Question

Insurance companies are interested in knowing the population percentage of drivers who always buckle up before riding in a car. When designing a study to determine this population proportion, what is the minimum number of drivers you would need to survey to be 95% confident that the population proportion is estimated to within 0.04

Answer 1

The minimum number of drivers you would need to survey is 601.

Explanation:

In a sample with a number n of people surveyed with a probability of a success of
`\pi`, and a confidence level of
`1-\alpha`, we have the following confidence interval of proportions.

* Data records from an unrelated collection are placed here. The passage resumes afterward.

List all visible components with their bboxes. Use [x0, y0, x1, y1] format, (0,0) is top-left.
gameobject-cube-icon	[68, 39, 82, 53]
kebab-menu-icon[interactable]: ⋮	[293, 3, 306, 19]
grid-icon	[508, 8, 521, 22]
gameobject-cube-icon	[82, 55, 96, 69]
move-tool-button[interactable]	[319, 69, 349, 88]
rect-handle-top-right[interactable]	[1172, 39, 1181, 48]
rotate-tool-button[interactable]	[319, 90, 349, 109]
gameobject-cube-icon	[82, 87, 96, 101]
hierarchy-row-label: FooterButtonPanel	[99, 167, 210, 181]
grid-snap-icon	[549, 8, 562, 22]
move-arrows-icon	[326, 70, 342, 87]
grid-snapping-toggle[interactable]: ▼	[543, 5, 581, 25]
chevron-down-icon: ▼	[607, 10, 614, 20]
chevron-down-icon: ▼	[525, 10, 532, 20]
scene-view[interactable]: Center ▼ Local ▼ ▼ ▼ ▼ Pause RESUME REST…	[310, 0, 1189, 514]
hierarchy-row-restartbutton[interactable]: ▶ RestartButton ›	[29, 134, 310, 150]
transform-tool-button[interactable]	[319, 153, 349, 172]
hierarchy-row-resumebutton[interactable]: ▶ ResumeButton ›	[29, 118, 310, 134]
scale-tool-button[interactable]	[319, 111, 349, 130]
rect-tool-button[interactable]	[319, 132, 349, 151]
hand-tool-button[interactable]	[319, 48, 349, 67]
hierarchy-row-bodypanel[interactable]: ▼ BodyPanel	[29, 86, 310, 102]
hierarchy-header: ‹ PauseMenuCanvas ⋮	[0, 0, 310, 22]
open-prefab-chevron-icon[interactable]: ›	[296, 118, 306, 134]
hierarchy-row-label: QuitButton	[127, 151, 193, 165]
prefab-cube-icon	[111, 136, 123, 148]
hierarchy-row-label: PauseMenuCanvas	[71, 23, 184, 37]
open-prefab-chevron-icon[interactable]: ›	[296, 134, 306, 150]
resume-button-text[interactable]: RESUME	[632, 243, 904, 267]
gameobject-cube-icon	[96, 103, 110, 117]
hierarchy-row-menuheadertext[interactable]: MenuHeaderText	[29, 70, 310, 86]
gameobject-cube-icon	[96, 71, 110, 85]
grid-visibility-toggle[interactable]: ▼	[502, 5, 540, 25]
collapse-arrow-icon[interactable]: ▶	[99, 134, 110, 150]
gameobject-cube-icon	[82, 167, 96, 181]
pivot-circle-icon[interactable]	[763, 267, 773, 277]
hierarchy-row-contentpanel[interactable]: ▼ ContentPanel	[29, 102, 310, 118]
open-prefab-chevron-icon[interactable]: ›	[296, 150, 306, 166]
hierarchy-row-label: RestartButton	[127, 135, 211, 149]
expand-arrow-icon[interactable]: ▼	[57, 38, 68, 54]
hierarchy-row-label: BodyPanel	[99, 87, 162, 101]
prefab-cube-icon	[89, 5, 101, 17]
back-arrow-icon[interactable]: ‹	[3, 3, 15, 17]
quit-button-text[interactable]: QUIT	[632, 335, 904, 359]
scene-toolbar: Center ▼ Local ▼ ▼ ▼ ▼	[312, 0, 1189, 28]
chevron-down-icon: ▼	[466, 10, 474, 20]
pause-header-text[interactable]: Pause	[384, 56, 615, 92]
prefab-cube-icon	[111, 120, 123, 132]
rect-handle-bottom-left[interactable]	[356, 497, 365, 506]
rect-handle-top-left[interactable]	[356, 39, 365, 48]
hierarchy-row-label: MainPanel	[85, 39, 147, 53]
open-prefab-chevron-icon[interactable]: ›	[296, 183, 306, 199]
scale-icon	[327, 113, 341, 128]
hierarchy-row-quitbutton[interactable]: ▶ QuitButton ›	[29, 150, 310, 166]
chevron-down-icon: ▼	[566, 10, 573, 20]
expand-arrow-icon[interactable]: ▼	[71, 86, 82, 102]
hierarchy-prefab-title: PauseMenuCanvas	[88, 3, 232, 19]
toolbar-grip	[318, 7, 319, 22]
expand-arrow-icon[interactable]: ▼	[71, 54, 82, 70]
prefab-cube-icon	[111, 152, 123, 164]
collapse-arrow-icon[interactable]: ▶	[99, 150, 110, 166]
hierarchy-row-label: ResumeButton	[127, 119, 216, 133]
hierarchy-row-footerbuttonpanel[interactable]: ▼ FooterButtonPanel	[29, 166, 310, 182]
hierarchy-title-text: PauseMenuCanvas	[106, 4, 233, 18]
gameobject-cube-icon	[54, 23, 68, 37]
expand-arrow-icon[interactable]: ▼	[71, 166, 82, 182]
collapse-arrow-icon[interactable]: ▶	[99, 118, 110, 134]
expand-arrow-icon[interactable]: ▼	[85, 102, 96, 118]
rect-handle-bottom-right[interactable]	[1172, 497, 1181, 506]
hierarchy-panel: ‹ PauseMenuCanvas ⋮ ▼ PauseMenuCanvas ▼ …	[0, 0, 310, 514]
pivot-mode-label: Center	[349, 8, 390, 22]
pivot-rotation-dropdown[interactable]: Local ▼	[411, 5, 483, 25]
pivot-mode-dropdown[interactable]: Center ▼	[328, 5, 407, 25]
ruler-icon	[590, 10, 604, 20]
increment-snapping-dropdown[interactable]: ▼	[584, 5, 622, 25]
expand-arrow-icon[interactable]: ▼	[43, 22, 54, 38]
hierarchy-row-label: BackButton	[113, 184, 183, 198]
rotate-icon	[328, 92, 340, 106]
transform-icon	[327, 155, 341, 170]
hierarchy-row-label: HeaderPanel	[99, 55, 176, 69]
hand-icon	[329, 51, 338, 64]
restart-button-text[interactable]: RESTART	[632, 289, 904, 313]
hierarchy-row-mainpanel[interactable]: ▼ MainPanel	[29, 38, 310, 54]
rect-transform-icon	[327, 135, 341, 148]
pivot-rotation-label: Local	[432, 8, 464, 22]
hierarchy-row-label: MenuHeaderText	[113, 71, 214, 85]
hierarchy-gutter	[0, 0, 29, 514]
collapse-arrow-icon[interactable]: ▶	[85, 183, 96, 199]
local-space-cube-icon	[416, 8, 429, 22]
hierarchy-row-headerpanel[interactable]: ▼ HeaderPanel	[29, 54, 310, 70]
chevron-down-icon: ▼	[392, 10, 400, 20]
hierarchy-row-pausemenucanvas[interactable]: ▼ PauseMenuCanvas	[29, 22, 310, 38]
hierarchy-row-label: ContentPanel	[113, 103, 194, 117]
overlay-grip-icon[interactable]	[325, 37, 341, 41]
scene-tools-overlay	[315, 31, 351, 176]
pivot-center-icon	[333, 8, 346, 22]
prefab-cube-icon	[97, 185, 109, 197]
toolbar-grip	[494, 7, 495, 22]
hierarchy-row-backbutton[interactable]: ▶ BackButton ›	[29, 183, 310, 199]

`\pi \pm z\sqrt{(\pi(1-\pi))/(n)}`

In which

z is the z-score that has a p-value of
`1 - (\alpha)/(2)`.

The margin of error is:

`M = z\sqrt{(\pi(1-\pi))/(n)}`

95% confidence level

So
`\alpha = 0.05`, z is the value of Z that has a p-value of
`1 - (0.05)/(2) = 0.975`, so
`Z = 1.96`.

What is the minimum number of drivers you would need to survey to be 95% confident that the population proportion is estimated to within 0.04?

The number is n for which M = 0.04.

We don't have an estimate for the proportion, so we use
`\pi = 0.5`. Then

`M = z\sqrt{(\pi(1-\pi))/(n)}`

`0.04 = 1.96\sqrt{(0.5*0.5)/(n)}`

`0.04√(n) = 1.96*0.5`

`√(n) = (1.96*0.5)/(0.04)`

`(√(n))^2 = ((1.96*0.5)/(0.04))^2`

`n = 600.25`

Rounding up:

The minimum number of drivers you would need to survey is 601.